Let $$U_1, U_2, \dots$$ be an infinite sequence of independent $$\mathrm{Uniform}[0, 1]$$ random variables. Let $$N$$ be the minimum index for which $U_1 + U_2 + \dots + U_N > 1 .$ What is the expected value $$\mathbf{E}\{N\}$$?

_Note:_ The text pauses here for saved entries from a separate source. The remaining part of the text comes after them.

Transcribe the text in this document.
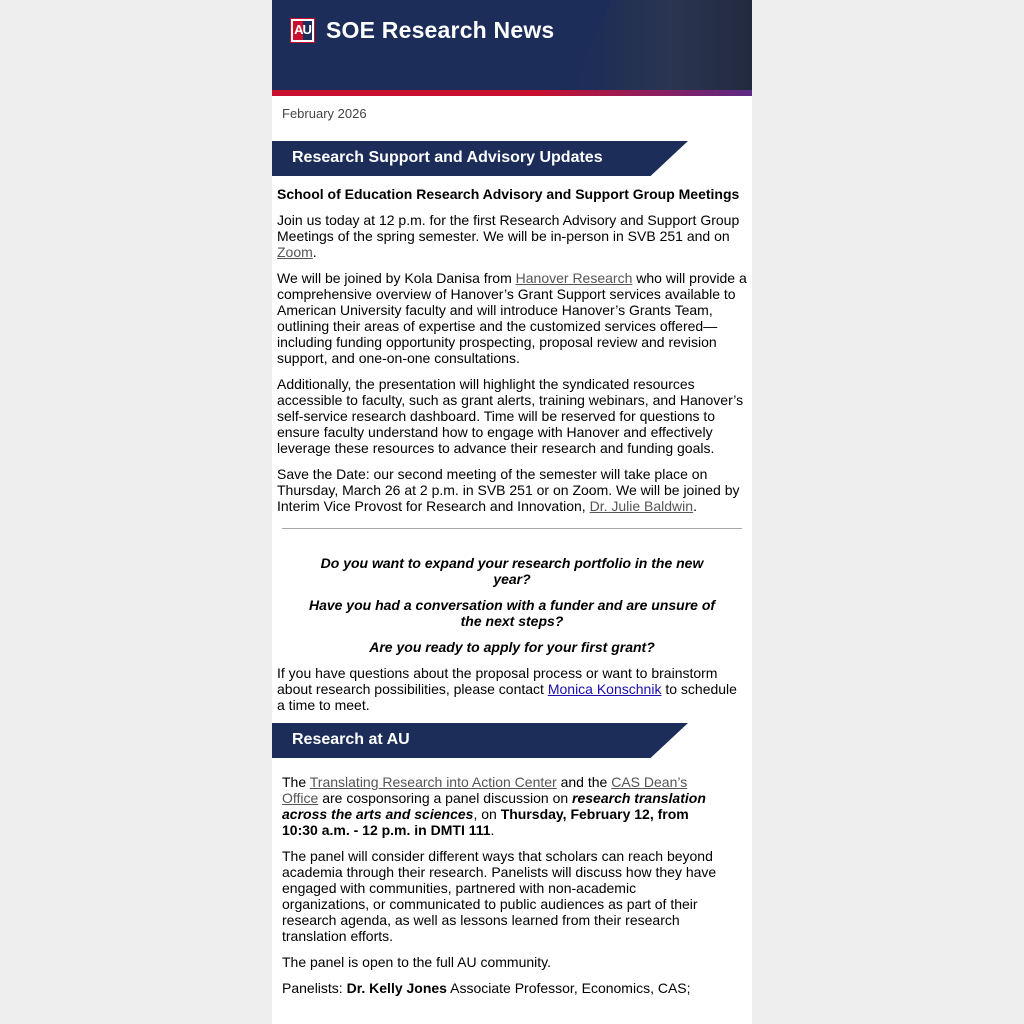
AU SOE Research News
February 2026
Research Support and Advisory Updates
School of Education Research Advisory and Support Group Meetings

Join us today at 12 p.m. for the first Research Advisory and Support Group Meetings of the spring semester. We will be in-person in SVB 251 and on Zoom.

We will be joined by Kola Danisa from Hanover Research who will provide a comprehensive overview of Hanover’s Grant Support services available to American University faculty and will introduce Hanover’s Grants Team, outlining their areas of expertise and the customized services offered—including funding opportunity prospecting, proposal review and revision support, and one-on-one consultations.

Additionally, the presentation will highlight the syndicated resources accessible to faculty, such as grant alerts, training webinars, and Hanover’s self-service research dashboard. Time will be reserved for questions to ensure faculty understand how to engage with Hanover and effectively leverage these resources to advance their research and funding goals.

Save the Date: our second meeting of the semester will take place on Thursday, March 26 at 2 p.m. in SVB 251 or on Zoom. We will be joined by Interim Vice Provost for Research and Innovation, Dr. Julie Baldwin.

Do you want to expand your research portfolio in the new year?

Have you had a conversation with a funder and are unsure of the next steps?

Are you ready to apply for your first grant?

If you have questions about the proposal process or want to brainstorm about research possibilities, please contact Monica Konschnik to schedule a time to meet.

Research at AU

The Translating Research into Action Center and the CAS Dean’s Office are cosponsoring a panel discussion on research translation across the arts and sciences, on Thursday, February 12, from 10:30 a.m. - 12 p.m. in DMTI 111.

The panel will consider different ways that scholars can reach beyond academia through their research. Panelists will discuss how they have engaged with communities, partnered with non-academic organizations, or communicated to public audiences as part of their research agenda, as well as lessons learned from their research translation efforts.

The panel is open to the full AU community.

Panelists: Dr. Kelly Jones Associate Professor, Economics, CAS;
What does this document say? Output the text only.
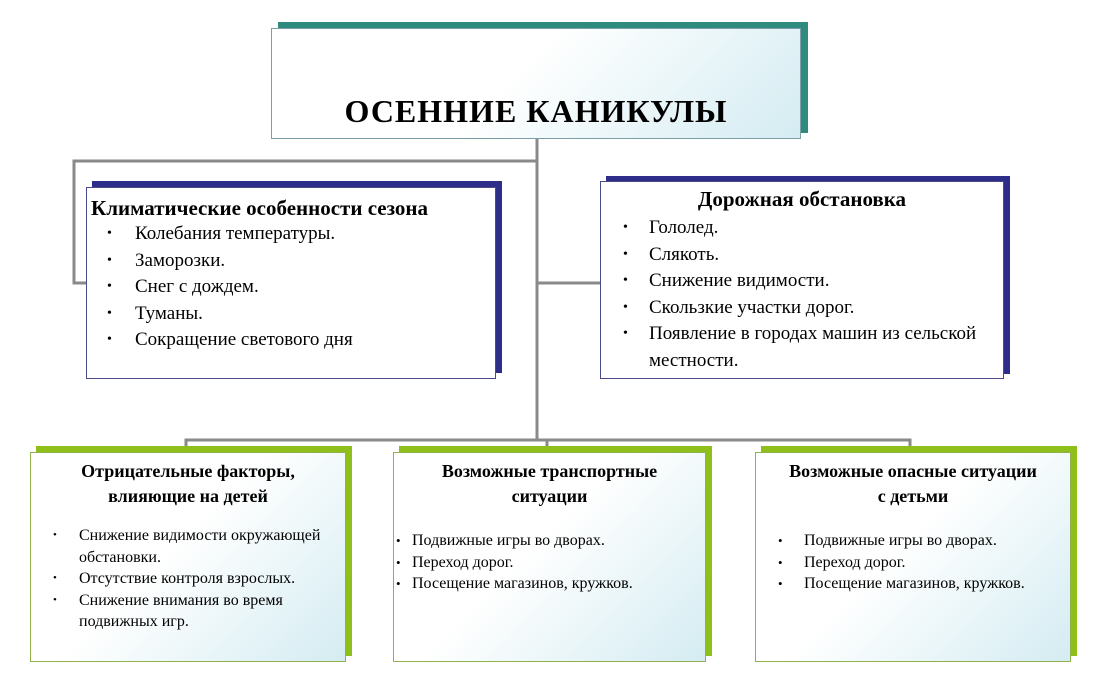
ОСЕННИЕ КАНИКУЛЫ
Климатические особенности сезона
• Колебания температуры.
• Заморозки.
• Снег с дождем.
• Туманы.
• Сокращение светового дня
Дорожная обстановка
• Гололед.
• Слякоть.
• Снижение видимости.
• Скользкие участки дорог.
• Появление в городах машин из сельской местности.
Отрицательные факторы,
влияющие на детей
• Снижение видимости окружающей обстановки.
• Отсутствие контроля взрослых.
• Снижение внимания во время подвижных игр.
Возможные транспортные
ситуации
• Подвижные игры во дворах.
• Переход дорог.
• Посещение магазинов, кружков.
Возможные опасные ситуации
с детьми
• Подвижные игры во дворах.
• Переход дорог.
• Посещение магазинов, кружков.
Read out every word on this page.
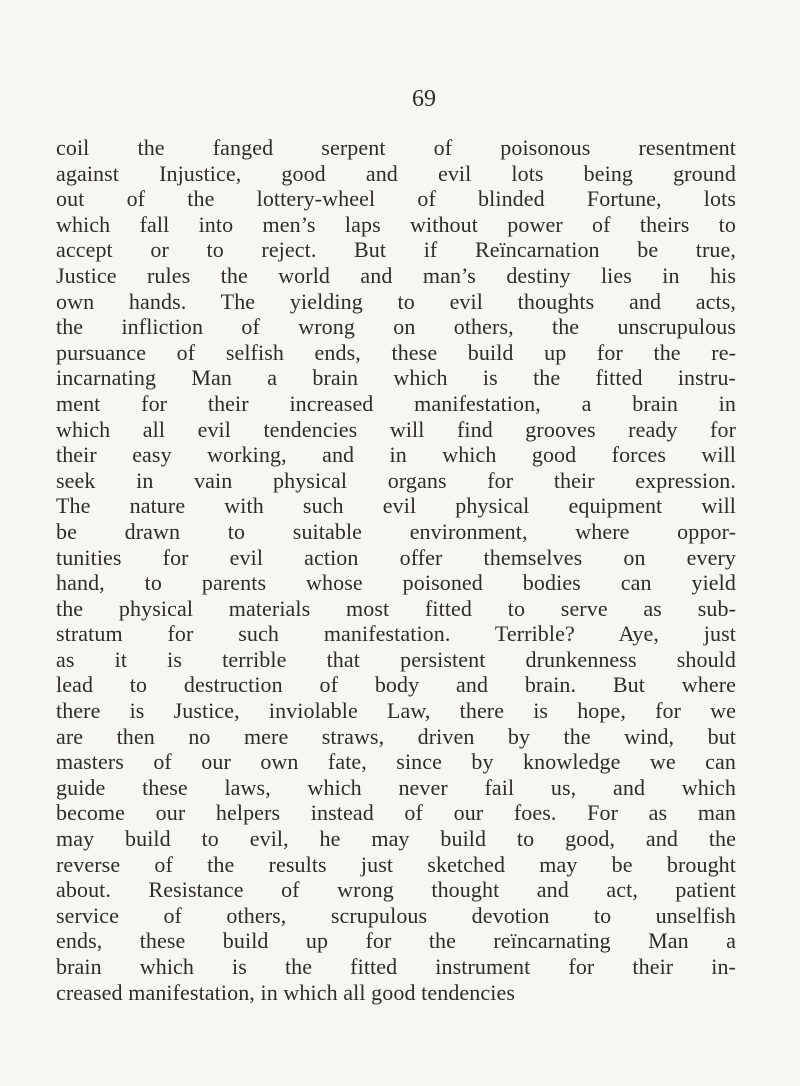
69
coil the fanged serpent of poisonous resentment
against Injustice, good and evil lots being ground
out of the lottery-wheel of blinded Fortune, lots
which fall into men’s laps without power of theirs to
accept or to reject. But if Reïncarnation be true,
Justice rules the world and man’s destiny lies in his
own hands. The yielding to evil thoughts and acts,
the infliction of wrong on others, the unscrupulous
pursuance of selfish ends, these build up for the re-
incarnating Man a brain which is the fitted instru-
ment for their increased manifestation, a brain in
which all evil tendencies will find grooves ready for
their easy working, and in which good forces will
seek in vain physical organs for their expression.
The nature with such evil physical equipment will
be drawn to suitable environment, where oppor-
tunities for evil action offer themselves on every
hand, to parents whose poisoned bodies can yield
the physical materials most fitted to serve as sub-
stratum for such manifestation. Terrible? Aye, just
as it is terrible that persistent drunkenness should
lead to destruction of body and brain. But where
there is Justice, inviolable Law, there is hope, for we
are then no mere straws, driven by the wind, but
masters of our own fate, since by knowledge we can
guide these laws, which never fail us, and which
become our helpers instead of our foes. For as man
may build to evil, he may build to good, and the
reverse of the results just sketched may be brought
about. Resistance of wrong thought and act, patient
service of others, scrupulous devotion to unselfish
ends, these build up for the reïncarnating Man a
brain which is the fitted instrument for their in-
creased manifestation, in which all good tendencies
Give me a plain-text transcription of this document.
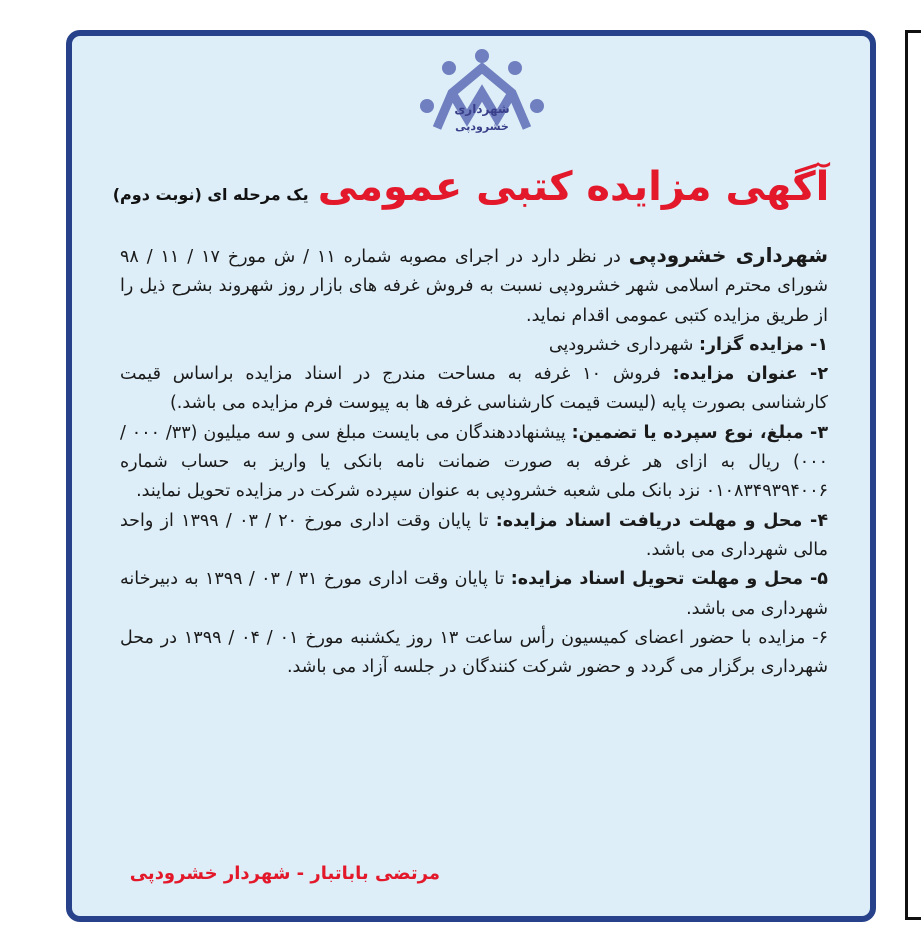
شهرداری
خشرودپی
آگهی مزایده کتبی عمومی یک مرحله ای (نوبت دوم)

شهرداری خشرودپی در نظر دارد در اجرای مصوبه شماره ۱۱ / ش مورخ ۱۷ / ۱۱ / ۹۸ شورای محترم اسلامی شهر خشرودپی نسبت به فروش غرفه های بازار روز شهروند بشرح ذیل را از طریق مزایده کتبی عمومی اقدام نماید.

۱- مزایده گزار: شهرداری خشرودپی

۲- عنوان مزایده: فروش ۱۰ غرفه به مساحت مندرج در اسناد مزایده براساس قیمت کارشناسی بصورت پایه (لیست قیمت کارشناسی غرفه ها به پیوست فرم مزایده می باشد.)

۳- مبلغ، نوع سپرده یا تضمین: پیشنهاددهندگان می بایست مبلغ سی و سه میلیون (۳۳/ ۰۰۰ / ۰۰۰) ریال به ازای هر غرفه به صورت ضمانت نامه بانکی یا واریز به حساب شماره ۰۱۰۸۳۴۹۳۹۴۰۰۶ نزد بانک ملی شعبه خشرودپی به عنوان سپرده شرکت در مزایده تحویل نمایند.

۴- محل و مهلت دریافت اسناد مزایده: تا پایان وقت اداری مورخ ۲۰ / ۰۳ / ۱۳۹۹ از واحد مالی شهرداری می باشد.

۵- محل و مهلت تحویل اسناد مزایده: تا پایان وقت اداری مورخ ۳۱ / ۰۳ / ۱۳۹۹ به دبیرخانه شهرداری می باشد.

۶- مزایده با حضور اعضای کمیسیون رأس ساعت ۱۳ روز یکشنبه مورخ ۰۱ / ۰۴ / ۱۳۹۹ در محل شهرداری برگزار می گردد و حضور شرکت کنندگان در جلسه آزاد می باشد.

مرتضی باباتبار - شهردار خشرودپی
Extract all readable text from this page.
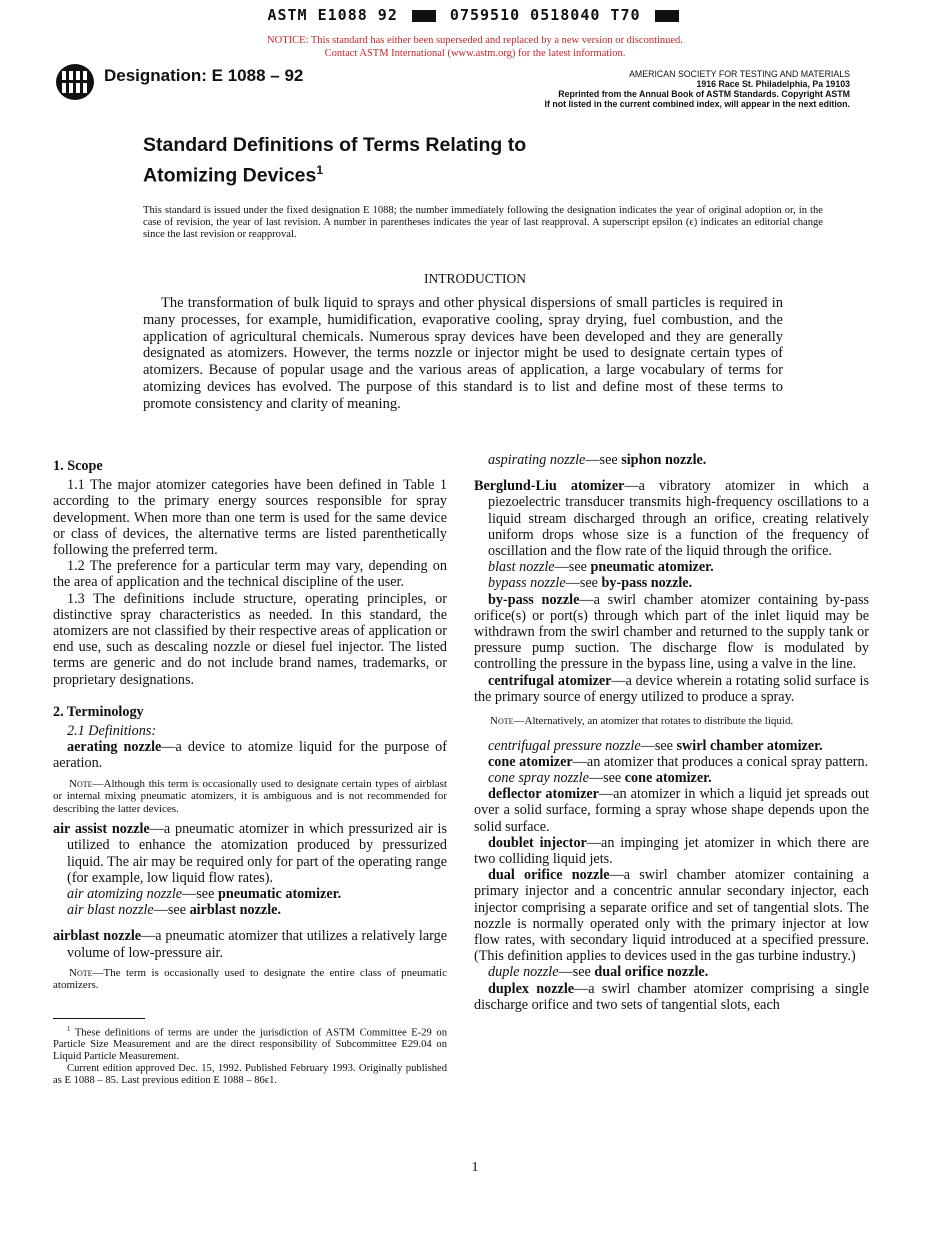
ASTM E1088 92	0759510 0518040 T70
NOTICE: This standard has either been superseded and replaced by a new version or discontinued.
Contact ASTM International (www.astm.org) for the latest information.
Designation: E 1088 – 92	AMERICAN SOCIETY FOR TESTING AND MATERIALS
1916 Race St. Philadelphia, Pa 19103
Reprinted from the Annual Book of ASTM Standards. Copyright ASTM
If not listed in the current combined index, will appear in the next edition.
Standard Definitions of Terms Relating to
Atomizing Devices$^1$
This standard is issued under the fixed designation E 1088; the number immediately following the designation indicates the year of original adoption or, in the case of revision, the year of last revision. A number in parentheses indicates the year of last reapproval. A superscript epsilon (ϵ) indicates an editorial change since the last revision or reapproval.
INTRODUCTION
The transformation of bulk liquid to sprays and other physical dispersions of small particles is required in many processes, for example, humidification, evaporative cooling, spray drying, fuel combustion, and the application of agricultural chemicals. Numerous spray devices have been developed and they are generally designated as atomizers. However, the terms nozzle or injector might be used to designate certain types of atomizers. Because of popular usage and the various areas of application, a large vocabulary of terms for atomizing devices has evolved. The purpose of this standard is to list and define most of these terms to promote consistency and clarity of meaning.

1. Scope

1.1 The major atomizer categories have been defined in Table 1 according to the primary energy sources responsible for spray development. When more than one term is used for the same device or class of devices, the alternative terms are listed parenthetically following the preferred term.

1.2 The preference for a particular term may vary, depending on the area of application and the technical discipline of the user.

1.3 The definitions include structure, operating principles, or distinctive spray characteristics as needed. In this standard, the atomizers are not classified by their respective areas of application or end use, such as descaling nozzle or diesel fuel injector. The listed terms are generic and do not include brand names, trademarks, or proprietary designations.

2. Terminology

2.1 Definitions:

aerating nozzle—a device to atomize liquid for the purpose of aeration.

Note—Although this term is occasionally used to designate certain types of airblast or internal mixing pneumatic atomizers, it is ambiguous and is not recommended for describing the latter devices.

air assist nozzle—a pneumatic atomizer in which pressurized air is utilized to enhance the atomization produced by pressurized liquid. The air may be required only for part of the operating range (for example, low liquid flow rates).

air atomizing nozzle—see pneumatic atomizer.

air blast nozzle—see airblast nozzle.

airblast nozzle—a pneumatic atomizer that utilizes a relatively large volume of low-pressure air.

Note—The term is occasionally used to designate the entire class of pneumatic atomizers.

$^1$ These definitions of terms are under the jurisdiction of ASTM Committee E-29 on Particle Size Measurement and are the direct responsibility of Subcommittee E29.04 on Liquid Particle Measurement.

Current edition approved Dec. 15, 1992. Published February 1993. Originally published as E 1088 – 85. Last previous edition E 1088 – 86ϵ1.

aspirating nozzle—see siphon nozzle.

Berglund-Liu atomizer—a vibratory atomizer in which a piezoelectric transducer transmits high-frequency oscillations to a liquid stream discharged through an orifice, creating relatively uniform drops whose size is a function of the frequency of oscillation and the flow rate of the liquid through the orifice.

blast nozzle—see pneumatic atomizer.

bypass nozzle—see by-pass nozzle.

by-pass nozzle—a swirl chamber atomizer containing by-pass orifice(s) or port(s) through which part of the inlet liquid may be withdrawn from the swirl chamber and returned to the supply tank or pressure pump suction. The discharge flow is modulated by controlling the pressure in the bypass line, using a valve in the line.

centrifugal atomizer—a device wherein a rotating solid surface is the primary source of energy utilized to produce a spray.

Note—Alternatively, an atomizer that rotates to distribute the liquid.

centrifugal pressure nozzle—see swirl chamber atomizer.

cone atomizer—an atomizer that produces a conical spray pattern.

cone spray nozzle—see cone atomizer.

deflector atomizer—an atomizer in which a liquid jet spreads out over a solid surface, forming a spray whose shape depends upon the solid surface.

doublet injector—an impinging jet atomizer in which there are two colliding liquid jets.

dual orifice nozzle—a swirl chamber atomizer containing a primary injector and a concentric annular secondary injector, each injector comprising a separate orifice and set of tangential slots. The nozzle is normally operated only with the primary injector at low flow rates, with secondary liquid introduced at a specified pressure. (This definition applies to devices used in the gas turbine industry.)

duple nozzle—see dual orifice nozzle.

duplex nozzle—a swirl chamber atomizer comprising a single discharge orifice and two sets of tangential slots, each

1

This problem was originally posed to me by some students of a course I was TA-ing, as part of a homework problem in another course they were taking. It didn’t take long for me to find the solution, but I was unsatisfied with the cleanliness of the proof. At the time, my ex-labmate Xing Shi Cai was visiting my lab, and I relayed the problem to him. He cleaned up the messy bits and presented to me the slickest possible proof.

Firstly, by what is sometimes called the tail formula for expectations, we have that \begin{aligned} \mathbf{E}\{N\} &= \sum_{i \ge 0} \mathbf{P}\{N \ge i\} \\ &= \sum_{i \ge 0} \mathbf{P}\{U_1 + \dots + U_i \le 1\} . \end{aligned} Rearranging, \begin{aligned} \mathbf{P}\{U_1 + \dots + U_i \le 1\} &= \mathbf{P}\{U_1 + \dots + U_{i - 1} \le 1 - U_i\} \\ &= \mathbf{P}\{U_1 + \dots + U_{i - 1} \le U_i’\} , \end{aligned} where $$U_i’ \sim \mathrm{Uniform}[0, 1]$$, and $$U_i’$$ is independent of $$U_1, \dots, U_{i - 1}$$.

Consider the event $$\mathcal{E}_i$$ that $U_i’ = \max\{U_1, \dots, U_{i - 1}, U_i’\} .$

Since this is just a collection of independent uniform random variables, then $$U_i’$$ is maximum among them with probability exactly $$\mathbf{P}\{\mathcal{E}_i\} = 1/i$$. Moreover, conditionally upon $$\mathcal{E}_i$$, then $$U_1/U_i’, \dots, U_{i - 1}/U_i’$$ normalizes the variables to lie in the interval $$[0, 1]$$, and in fact now each of these is independent and distributed as $$\mathrm{Uniform}[0, 1]$$. On the other hand, conditionally upon $$\overline{\mathcal{E}_i}$$, one of the other variables is larger than $$U_i’$$, and in particular, $U_1 + \dots + U_{i - 1} > U_i’ .$ Therefore, \begin{aligned} \mathbf{P}\{U_1 + \dots + U_{i - 1} \le U_i’\} &= \mathbf{P}\{U_1 + \dots + U_{i - 1} \le U_i’ \mid \mathcal{E}_i\} \mathbf{P}\{\mathcal{E}_i\} \\ &= \frac{1}{i} \mathbf{P}\left\{\frac{U_1}{U_i’} + \dots + \frac{U_{i - 1}}{U_i’} \le 1 \,\Big|\, \mathcal{E}_i\right\} \\ &= \frac{1}{i} \mathbf{P}\{U_1 + \dots + U_{i - 1} \le 1\} , \end{aligned} and upon iterating, we get the following very satisfying equation, $\mathbf{P}\{U_1 + \dots + U_i \le 1\} = \frac{1}{i!} .$ Replacing this into the formula for the expectation, we get the magical result $\mathbf{E}\{N\} = \sum_{i \ge 0} \frac{1}{i!} = e .$

Incidentally, we’ve derived the entire distribution above, not just the expectation, $\mathbf{P}\{N \ge i\} = \frac{1}{i!} , \qquad \mathbf{P}\{N = i\} = \frac{1}{(i - 1)! (i + 1)} .$

Consider also the value of the first uniform sum exceeding $$1$$, $S_N = U_1 + \dots + U_N .$ Deterministically, this quantity must be between $$1$$ and $$2$$. Intuitively, it seems likely that it will be at most $$3/2$$, since uniforms have expected value $$1/2$$, and since we’re adding one last uniform before exceeding the threshold $$1$$.

Since $$N$$ is a stopping time, by Wald’s lemma, we can easily nail the expectation of $$S_N$$, $\mathbf{E}\{S_N\} = \mathbf{E}\{N\} \mathbf{E}\{U\} = e/2 \approx 1.359,$ which is indeed less than $$3/2$$.